Vermont Switchel's Concentrate | Photo Credit: Chris Blackburn

What is Switchel?

Switchel is a tart combination of water and apple cider vinegar, lightly sweetened with either molasses, honey or maple syrup; it’s often flavored with ginger and lemon. It has a crisp, clean flavor with a smooth finish. It’s similar to shrub, a fruited vinegar drink popular in England as far back as the 15th century. Switchel is also akin to kombucha, though it’s not fermented or effervescent and doesn’t have the tannic finish you’ll get from tea-based kombucha. All three make for tasty, well-balanced drinks on their own or can be made lighter and more refreshing with an added splash of seltzer. Switchel especially can offer the cocktail enthusiast new and interesting flavors to mix with spirits, plus, as a concentrate, it’s conveniently shelf stable.

The Origins of Switchel

According to the Farmer’s Almanac, switchel was a popular drink in early America throughout the 17th and into the 19th centuries. A favorite thirst quencher for farmers hurling hay in the hot summer heat, switchel was often referred to as “haymaker’s punch.” Many colonists made switchel using ingredients from the Carribean islands, including molasses as the sweetener. However, switchel making has a strong tradition among Vermont dairy farmers who would often make it with maple syrup instead. Often prepared in the morning by filling canning jars or jugs with spring water, maple syrup and apple cider vinegar, farmers would then nestle their drink in nearby streams to keep it cool as they worked the fields. Some Amish communities make old-fashioned switchel to this day—so much so that outsiders have referred to it as the “Amish Gatorade.”
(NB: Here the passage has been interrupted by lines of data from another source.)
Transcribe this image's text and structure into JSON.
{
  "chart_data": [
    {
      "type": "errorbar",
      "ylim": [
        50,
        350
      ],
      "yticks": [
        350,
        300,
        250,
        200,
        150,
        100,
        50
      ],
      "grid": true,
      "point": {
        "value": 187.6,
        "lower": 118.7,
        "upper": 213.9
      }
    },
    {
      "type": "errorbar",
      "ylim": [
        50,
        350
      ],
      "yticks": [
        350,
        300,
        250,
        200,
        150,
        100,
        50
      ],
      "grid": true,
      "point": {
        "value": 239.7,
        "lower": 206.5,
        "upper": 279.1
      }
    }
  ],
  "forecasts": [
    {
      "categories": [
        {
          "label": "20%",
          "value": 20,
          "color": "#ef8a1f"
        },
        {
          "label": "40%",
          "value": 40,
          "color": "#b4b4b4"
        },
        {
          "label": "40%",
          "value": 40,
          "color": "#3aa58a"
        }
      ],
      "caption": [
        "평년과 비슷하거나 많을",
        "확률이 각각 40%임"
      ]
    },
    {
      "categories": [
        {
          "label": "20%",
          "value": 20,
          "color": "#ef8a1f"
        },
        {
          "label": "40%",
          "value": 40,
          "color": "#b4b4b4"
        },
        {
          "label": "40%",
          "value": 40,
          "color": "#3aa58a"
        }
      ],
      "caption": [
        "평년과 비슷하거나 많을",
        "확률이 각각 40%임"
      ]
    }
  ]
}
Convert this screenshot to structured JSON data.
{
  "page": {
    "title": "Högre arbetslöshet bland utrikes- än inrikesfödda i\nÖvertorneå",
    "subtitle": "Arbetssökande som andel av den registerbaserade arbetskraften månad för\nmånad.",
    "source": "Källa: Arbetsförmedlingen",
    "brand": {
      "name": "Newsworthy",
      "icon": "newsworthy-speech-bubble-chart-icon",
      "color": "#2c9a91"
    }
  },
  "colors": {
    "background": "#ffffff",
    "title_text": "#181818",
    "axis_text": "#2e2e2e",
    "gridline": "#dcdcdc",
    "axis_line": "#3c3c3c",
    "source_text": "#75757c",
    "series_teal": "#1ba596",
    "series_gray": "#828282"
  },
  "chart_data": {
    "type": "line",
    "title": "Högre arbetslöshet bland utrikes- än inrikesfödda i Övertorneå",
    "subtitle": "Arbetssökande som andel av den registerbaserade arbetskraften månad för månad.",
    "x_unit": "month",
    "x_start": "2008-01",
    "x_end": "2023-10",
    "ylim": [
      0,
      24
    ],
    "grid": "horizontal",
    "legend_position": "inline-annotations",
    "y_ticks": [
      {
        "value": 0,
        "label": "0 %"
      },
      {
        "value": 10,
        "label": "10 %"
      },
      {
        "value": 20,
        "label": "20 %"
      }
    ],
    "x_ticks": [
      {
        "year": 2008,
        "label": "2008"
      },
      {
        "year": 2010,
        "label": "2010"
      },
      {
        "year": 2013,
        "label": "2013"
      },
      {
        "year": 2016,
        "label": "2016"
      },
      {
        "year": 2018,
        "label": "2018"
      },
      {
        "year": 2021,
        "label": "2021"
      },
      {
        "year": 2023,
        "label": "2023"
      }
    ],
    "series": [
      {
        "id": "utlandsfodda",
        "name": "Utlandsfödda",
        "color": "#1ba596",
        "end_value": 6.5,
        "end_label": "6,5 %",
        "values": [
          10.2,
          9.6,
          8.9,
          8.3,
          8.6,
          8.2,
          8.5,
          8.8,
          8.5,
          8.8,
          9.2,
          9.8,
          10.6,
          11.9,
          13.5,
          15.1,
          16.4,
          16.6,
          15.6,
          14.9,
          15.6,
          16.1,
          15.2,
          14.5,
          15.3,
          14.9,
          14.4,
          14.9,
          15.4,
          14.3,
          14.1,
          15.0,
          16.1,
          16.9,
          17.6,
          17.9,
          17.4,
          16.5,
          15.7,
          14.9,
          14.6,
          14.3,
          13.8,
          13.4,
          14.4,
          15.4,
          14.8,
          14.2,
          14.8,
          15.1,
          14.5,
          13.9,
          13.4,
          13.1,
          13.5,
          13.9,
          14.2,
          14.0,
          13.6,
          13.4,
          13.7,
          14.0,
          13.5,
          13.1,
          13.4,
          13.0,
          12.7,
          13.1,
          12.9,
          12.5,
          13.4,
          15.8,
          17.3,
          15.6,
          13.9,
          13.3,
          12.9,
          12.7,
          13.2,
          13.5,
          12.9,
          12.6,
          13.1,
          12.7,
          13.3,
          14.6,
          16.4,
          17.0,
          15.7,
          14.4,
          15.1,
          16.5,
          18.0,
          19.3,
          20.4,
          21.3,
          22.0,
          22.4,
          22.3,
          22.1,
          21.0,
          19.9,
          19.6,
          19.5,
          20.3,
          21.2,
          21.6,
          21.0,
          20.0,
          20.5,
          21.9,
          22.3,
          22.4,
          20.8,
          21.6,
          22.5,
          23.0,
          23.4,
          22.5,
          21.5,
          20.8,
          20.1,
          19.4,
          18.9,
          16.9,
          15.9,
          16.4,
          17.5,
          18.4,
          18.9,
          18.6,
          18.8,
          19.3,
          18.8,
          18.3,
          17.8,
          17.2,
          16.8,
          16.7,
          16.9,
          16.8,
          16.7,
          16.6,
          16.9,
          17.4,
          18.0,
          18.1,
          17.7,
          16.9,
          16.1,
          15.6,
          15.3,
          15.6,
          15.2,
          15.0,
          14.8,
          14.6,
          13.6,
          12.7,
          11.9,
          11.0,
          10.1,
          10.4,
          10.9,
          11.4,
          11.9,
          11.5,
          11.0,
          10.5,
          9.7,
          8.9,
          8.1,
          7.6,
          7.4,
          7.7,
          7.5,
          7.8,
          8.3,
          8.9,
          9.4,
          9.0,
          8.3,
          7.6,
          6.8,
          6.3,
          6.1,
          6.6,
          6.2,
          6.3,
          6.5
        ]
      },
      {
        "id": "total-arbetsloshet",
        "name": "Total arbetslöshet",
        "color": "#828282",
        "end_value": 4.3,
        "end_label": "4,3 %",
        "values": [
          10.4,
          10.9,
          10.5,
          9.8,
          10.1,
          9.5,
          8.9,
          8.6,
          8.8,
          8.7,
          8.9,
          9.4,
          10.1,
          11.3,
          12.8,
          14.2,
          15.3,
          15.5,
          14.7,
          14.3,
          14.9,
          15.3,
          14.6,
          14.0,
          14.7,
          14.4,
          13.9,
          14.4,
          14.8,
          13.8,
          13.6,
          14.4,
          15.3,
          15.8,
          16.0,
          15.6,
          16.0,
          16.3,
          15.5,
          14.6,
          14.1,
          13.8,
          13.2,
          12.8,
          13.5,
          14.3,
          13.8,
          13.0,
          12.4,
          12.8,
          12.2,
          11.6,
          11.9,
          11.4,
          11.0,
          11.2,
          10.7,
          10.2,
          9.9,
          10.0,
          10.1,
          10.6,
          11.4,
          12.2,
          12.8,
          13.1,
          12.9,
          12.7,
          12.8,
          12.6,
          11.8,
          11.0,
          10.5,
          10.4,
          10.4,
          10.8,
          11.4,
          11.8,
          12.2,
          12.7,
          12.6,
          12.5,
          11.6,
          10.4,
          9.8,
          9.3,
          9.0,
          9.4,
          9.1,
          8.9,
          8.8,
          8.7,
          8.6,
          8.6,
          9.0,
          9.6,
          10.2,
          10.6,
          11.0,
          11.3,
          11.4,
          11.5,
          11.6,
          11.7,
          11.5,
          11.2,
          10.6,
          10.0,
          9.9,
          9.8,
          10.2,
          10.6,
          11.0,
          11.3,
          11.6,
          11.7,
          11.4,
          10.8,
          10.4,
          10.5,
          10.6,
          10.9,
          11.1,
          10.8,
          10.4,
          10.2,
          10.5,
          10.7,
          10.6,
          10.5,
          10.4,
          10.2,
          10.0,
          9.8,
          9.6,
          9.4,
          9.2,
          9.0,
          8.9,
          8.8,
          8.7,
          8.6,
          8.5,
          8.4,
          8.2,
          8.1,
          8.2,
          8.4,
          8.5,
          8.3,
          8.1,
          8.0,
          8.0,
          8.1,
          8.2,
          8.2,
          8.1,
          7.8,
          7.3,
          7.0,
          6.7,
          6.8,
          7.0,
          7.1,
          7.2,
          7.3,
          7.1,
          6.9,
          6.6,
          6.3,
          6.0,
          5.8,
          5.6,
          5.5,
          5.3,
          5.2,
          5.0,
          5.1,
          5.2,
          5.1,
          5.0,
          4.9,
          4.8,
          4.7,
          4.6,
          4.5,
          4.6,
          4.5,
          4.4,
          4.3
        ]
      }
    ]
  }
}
Mixe en Place | Photo Credit: Chris Blackburn

Time to Get Mixing

Once my switchel concentrate arrived in the mail, I got to work. By the time August rolls around, I’m just about ready for fall. I wanted to create a refreshing, spicy drink, leaning heavily into switchel's Vermont roots and playing off the maple sweetener. Rum was my spirit of choice, its sweetness counterbalancing the vinegar’s sourness. I was fortunate to find Mad River Distillers’ Maple Cask Rum at my local spirits shop, and to amplify switchel’s ginger flavor I decided to create a riff on the classic Dark ‘N’ Stormy. Once I loaded my cocktail shaker with microplaned fresh ginger, a squeeze of lime juice and a handful or two of ice, I was ready to shake.

Shake It Real Good | Photo credit: Sarah Blackburn

The Cocktail

After pouring the cocktail into a rocks glass, I topped it with a splash of seltzer and garnished with a wheel of lime. A quick stir and I was ready to sample this new drink. Visually, the ginger suspended in the cocktail provided a wonderful haze and depth of flavor, without the sour bite I expected. The grated ginger provided a luxurious mouthfeel and warming sensation. I have happily found my new fall drink.

The Switchel Haze

1 ounce Mad River Distillers Maple Cask Rum
1 ounce Vermont Switchel Concentrate
1 ounce microplaned fresh ginger root
Freshly squeezed juice of 1 lime
2 ounces seltzer water
Lime, for garnish

Add all the ingredients to a cocktail shaker except the seltzer and enough ice to cover. Shake vigorously for at least 20 seconds. Strain gently into a rocks glass over ice, pouring out as much of the grated ginger into the drink as you can. Add seltzer and stir gently to combine. Garnish with a slice of lime.